Paso a paso ante un siniestro por agua

  1. Cortá el agua. Lo primero es frenar la fuente del problema para evitar que el daño se agrave.
  2. Documentá todo con fotos y video antes de mover o limpiar nada: el origen de la pérdida, el alcance del daño, los bienes afectados.
  3. No repares antes de la inspección, salvo que sea indispensable para evitar un daño mayor. Adelantarse a reparar sin la inspección de la aseguradora puede dificultar la evaluación del daño y complicar el reclamo.
  4. Denunciá el siniestro dentro de los tres días corridos de conocido el hecho.
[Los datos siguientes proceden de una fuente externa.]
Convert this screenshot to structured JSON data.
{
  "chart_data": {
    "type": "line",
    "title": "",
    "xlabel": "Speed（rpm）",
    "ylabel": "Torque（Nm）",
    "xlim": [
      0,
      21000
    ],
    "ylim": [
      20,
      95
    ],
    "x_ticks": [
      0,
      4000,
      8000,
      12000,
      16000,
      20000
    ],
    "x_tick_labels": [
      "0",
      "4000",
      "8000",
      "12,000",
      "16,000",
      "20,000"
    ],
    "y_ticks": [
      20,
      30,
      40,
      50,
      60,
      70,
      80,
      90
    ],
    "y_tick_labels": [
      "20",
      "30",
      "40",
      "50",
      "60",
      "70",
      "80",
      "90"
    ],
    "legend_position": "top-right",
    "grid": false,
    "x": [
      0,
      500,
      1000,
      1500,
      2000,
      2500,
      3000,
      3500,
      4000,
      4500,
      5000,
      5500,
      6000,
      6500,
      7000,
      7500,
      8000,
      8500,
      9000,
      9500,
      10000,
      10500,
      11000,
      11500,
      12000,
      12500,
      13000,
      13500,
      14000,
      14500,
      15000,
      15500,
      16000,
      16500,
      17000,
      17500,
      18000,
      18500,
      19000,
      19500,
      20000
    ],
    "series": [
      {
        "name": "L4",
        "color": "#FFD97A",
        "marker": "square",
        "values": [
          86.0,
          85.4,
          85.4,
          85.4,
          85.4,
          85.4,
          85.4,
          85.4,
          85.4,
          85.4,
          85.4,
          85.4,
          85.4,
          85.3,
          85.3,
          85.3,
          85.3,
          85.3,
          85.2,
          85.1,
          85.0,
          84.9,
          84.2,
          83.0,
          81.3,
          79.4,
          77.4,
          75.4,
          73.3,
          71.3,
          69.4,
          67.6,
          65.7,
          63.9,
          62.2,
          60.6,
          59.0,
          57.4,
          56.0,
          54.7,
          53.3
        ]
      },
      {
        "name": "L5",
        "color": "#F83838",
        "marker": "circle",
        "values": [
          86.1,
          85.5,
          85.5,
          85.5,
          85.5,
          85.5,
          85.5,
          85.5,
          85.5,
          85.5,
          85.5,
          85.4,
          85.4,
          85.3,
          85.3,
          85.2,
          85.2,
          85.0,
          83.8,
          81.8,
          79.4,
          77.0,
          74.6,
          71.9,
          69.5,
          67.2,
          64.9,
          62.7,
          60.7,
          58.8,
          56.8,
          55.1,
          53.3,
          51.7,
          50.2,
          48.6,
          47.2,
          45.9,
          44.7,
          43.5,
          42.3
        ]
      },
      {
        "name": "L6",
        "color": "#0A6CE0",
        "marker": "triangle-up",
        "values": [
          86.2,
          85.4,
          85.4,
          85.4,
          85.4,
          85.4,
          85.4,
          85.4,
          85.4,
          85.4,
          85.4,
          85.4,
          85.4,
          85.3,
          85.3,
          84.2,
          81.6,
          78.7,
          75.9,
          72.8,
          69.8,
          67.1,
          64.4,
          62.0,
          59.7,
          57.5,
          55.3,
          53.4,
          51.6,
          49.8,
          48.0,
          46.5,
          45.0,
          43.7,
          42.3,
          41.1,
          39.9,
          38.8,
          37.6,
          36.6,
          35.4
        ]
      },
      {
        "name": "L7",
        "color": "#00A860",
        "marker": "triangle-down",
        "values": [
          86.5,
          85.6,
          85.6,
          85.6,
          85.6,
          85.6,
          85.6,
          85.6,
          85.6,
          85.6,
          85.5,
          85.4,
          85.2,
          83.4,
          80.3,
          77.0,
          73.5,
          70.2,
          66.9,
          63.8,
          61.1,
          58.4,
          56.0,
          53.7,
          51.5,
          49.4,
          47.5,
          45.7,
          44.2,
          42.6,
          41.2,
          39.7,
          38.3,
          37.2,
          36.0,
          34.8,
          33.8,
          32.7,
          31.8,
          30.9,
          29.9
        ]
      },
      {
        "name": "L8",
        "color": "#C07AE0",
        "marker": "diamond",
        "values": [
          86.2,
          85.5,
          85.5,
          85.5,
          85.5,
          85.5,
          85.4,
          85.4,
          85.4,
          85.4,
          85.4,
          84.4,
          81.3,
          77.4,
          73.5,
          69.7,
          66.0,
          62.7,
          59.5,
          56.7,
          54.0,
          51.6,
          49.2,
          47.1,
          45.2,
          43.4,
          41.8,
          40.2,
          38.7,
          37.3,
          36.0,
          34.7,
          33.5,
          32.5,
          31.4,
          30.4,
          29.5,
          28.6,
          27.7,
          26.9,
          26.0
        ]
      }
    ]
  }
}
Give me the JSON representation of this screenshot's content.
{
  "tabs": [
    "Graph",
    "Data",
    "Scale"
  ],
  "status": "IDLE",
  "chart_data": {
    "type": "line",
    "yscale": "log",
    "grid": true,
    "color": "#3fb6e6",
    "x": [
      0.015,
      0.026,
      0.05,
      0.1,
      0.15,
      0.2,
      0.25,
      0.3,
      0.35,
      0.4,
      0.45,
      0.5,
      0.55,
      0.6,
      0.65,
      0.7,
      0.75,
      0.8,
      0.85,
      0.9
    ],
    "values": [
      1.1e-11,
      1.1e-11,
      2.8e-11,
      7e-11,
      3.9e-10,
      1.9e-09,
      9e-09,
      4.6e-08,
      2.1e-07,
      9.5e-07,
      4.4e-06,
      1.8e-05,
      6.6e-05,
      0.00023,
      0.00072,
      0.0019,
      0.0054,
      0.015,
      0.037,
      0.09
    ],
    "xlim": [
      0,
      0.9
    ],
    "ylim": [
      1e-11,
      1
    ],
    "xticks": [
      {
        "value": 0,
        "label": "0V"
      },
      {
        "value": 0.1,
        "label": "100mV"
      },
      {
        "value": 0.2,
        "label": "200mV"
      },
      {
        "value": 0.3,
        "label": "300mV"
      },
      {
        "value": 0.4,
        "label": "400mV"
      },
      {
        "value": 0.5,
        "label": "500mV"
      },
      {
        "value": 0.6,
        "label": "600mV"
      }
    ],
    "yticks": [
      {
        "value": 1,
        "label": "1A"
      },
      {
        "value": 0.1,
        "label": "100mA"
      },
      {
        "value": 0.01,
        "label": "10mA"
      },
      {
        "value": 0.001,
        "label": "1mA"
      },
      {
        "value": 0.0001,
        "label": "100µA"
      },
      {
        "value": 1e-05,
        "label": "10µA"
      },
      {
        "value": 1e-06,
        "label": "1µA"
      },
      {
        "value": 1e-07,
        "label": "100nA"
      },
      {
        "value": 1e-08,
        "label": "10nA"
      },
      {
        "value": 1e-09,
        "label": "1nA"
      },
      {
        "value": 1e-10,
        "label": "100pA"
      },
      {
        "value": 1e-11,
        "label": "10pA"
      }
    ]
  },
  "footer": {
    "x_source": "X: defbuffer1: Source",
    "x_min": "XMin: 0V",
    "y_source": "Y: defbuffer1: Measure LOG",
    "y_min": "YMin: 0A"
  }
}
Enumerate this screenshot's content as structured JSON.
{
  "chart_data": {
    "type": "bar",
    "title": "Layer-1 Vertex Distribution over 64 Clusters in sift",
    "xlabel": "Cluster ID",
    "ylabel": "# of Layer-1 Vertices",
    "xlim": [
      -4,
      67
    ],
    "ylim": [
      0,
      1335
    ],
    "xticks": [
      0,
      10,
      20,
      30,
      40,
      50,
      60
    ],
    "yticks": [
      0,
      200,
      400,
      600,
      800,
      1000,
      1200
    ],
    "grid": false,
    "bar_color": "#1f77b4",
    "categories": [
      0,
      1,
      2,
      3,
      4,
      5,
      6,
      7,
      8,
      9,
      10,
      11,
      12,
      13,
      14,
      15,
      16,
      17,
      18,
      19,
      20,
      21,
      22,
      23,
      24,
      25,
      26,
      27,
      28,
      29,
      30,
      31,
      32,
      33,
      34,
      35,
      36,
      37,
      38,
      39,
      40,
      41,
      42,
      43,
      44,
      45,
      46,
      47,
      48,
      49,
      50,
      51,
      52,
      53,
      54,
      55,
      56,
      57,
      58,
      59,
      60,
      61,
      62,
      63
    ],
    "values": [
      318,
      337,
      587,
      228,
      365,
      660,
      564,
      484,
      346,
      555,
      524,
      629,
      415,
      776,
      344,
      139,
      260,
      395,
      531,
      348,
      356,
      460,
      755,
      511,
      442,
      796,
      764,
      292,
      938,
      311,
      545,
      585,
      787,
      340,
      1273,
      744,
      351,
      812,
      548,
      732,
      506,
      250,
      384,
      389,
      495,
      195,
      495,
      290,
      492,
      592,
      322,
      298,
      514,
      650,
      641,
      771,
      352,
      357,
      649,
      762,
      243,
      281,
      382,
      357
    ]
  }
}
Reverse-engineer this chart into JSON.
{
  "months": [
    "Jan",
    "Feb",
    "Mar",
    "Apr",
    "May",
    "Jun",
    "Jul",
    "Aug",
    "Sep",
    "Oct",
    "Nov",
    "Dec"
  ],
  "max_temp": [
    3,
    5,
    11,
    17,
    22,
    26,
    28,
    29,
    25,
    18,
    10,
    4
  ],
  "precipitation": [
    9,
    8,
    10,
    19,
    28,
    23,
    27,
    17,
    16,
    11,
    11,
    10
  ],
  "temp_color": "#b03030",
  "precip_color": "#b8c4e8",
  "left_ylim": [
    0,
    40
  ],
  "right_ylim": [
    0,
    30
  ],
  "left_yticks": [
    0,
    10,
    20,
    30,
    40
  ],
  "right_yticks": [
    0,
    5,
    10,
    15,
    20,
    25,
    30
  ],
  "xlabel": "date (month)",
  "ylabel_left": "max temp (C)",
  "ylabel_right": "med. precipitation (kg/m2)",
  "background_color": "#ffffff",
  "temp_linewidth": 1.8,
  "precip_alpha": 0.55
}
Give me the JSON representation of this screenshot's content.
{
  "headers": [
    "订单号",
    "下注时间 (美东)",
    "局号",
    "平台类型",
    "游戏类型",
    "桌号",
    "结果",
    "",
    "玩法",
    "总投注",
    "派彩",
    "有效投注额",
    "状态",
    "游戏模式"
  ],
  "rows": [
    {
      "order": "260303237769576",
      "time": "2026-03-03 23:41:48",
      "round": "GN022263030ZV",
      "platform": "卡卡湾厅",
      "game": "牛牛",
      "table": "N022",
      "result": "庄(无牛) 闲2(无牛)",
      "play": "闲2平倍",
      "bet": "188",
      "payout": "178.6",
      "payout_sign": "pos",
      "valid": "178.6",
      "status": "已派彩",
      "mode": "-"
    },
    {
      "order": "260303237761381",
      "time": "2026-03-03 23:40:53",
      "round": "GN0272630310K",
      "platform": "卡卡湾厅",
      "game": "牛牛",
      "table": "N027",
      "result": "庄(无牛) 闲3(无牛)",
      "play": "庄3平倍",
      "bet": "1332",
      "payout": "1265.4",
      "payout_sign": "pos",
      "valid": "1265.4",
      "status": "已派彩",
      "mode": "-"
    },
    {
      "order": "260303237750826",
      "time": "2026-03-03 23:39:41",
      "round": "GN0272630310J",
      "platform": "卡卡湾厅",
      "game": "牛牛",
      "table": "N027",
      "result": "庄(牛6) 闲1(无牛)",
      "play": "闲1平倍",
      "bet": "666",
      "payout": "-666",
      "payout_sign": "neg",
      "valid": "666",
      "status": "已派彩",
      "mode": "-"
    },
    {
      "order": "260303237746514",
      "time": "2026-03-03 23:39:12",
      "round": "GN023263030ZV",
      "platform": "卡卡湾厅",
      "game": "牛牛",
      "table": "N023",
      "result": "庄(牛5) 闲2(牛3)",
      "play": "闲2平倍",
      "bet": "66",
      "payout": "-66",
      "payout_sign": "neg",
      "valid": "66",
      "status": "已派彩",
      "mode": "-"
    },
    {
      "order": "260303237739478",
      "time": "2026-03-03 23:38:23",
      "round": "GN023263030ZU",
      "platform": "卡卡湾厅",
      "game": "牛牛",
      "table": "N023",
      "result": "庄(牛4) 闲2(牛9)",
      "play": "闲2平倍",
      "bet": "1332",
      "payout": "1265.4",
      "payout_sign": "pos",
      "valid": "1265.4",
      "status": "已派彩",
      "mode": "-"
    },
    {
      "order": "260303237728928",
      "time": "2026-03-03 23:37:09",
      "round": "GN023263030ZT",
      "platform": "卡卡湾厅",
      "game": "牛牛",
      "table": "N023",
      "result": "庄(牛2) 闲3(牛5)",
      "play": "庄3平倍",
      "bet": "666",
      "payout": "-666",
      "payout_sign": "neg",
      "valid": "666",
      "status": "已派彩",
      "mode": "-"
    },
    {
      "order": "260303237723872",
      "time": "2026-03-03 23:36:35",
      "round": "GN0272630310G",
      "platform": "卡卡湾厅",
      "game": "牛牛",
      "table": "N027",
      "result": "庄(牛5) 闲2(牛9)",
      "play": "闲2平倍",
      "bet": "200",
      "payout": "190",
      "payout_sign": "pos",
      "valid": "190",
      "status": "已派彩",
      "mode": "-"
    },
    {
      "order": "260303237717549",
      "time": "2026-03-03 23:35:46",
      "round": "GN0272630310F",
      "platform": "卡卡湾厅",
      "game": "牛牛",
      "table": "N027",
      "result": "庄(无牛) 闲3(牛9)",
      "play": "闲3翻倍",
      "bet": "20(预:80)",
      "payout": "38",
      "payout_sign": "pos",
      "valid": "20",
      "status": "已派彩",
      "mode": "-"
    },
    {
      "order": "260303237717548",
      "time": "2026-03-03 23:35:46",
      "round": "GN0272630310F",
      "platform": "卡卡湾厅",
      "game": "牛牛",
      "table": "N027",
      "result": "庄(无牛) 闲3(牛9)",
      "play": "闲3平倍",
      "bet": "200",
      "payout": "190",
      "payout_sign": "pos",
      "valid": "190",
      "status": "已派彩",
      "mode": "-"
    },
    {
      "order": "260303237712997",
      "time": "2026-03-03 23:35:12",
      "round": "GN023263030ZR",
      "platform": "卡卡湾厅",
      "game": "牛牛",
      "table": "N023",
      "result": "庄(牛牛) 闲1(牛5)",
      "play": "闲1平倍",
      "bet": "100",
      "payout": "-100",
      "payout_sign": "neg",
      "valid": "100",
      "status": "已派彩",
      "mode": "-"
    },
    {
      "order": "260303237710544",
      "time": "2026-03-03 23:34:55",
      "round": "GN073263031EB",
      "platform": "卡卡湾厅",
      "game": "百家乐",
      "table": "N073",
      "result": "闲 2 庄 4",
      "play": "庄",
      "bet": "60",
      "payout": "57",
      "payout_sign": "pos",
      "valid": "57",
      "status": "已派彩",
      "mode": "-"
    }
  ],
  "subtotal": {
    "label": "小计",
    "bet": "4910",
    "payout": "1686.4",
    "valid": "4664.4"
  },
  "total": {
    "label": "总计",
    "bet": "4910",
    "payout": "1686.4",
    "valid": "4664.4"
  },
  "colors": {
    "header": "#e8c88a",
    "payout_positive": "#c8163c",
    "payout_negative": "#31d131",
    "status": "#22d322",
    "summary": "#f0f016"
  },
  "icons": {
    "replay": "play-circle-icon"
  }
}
Es una obligación legal: el artículo 46 de la Ley 17.418 establece que el tomador debe comunicar el siniestro «dentro de los tres días de conocerlo», y la interpretación habitual es en días corridos, no hábiles.
  5. Esperá el pronunciamiento. Una vez entregada toda la información complementaria, la compañía tiene 30 días para expedirse. El artículo 56 de la misma ley es contundente: «la omisión de pronunciarse importa aceptación». Si se fija un monto y lo aceptás, después hay 15 días más para el pago (art. 49).

Cómo se liquida: reposición, franquicia e infraseguro

Tres variables definen cuánto termina cobrando el asegurado:

  • Valor de reposición vs. depreciación. Por defecto, muchas pólizas indemnizan a valor depreciado: al costo de reconstruir a nuevo se le descuenta una amortización según antigüedad, uso y estado de conservación. Para cobrar el valor de reposición a nuevo hay que haber contratado esa cláusula particular.
  • Franquicia. Es la parte del costo que queda a cargo del asegurado antes de que la aseguradora empiece a pagar, como monto fijo o porcentaje del daño.
  • Infraseguro y regla proporcional. Si la suma asegurada es menor al valor real de reconstrucción, la aseguradora no paga el 100%: aplica la regla proporcional del artículo 65 de la Ley 17.418. Si la casa está asegurada por la mitad de lo que vale, el asegurado cobra la mitad del daño.

Qué hacer si te rechazan el siniestro

Un rechazo no es la última palabra. El camino tiene tres instancias, de menor a mayor formalidad:

  1. Reclamo directo ante la compañía, a través de su servicio de atención al asegurado, pidiendo por escrito los fundamentos del rechazo.
  2. Reclamo ante la Superintendencia de Seguros de la Nación, el organismo que regula el mercado asegurador. El trámite es gratuito y se hace por Trámites a Distancia, adjuntando la póliza y la documentación del caso.
  3. Defensa del Consumidor, a través de la Ventanilla Federal Única. Un dato a tener presente: el COPREC, la instancia de conciliación previa que existía a nivel nacional, fue disuelto por el Decreto 55/2025 desde febrero de 2025, así que los reclamos de jurisdicción nacional se canalizan hoy directamente por esa ventanilla.

Ninguna de las tres vías es excluyente. Guardar todo por escrito —denuncia del siniestro, fotos, presupuestos, la respuesta de la aseguradora— es lo que sostiene cualquiera de esos reclamos.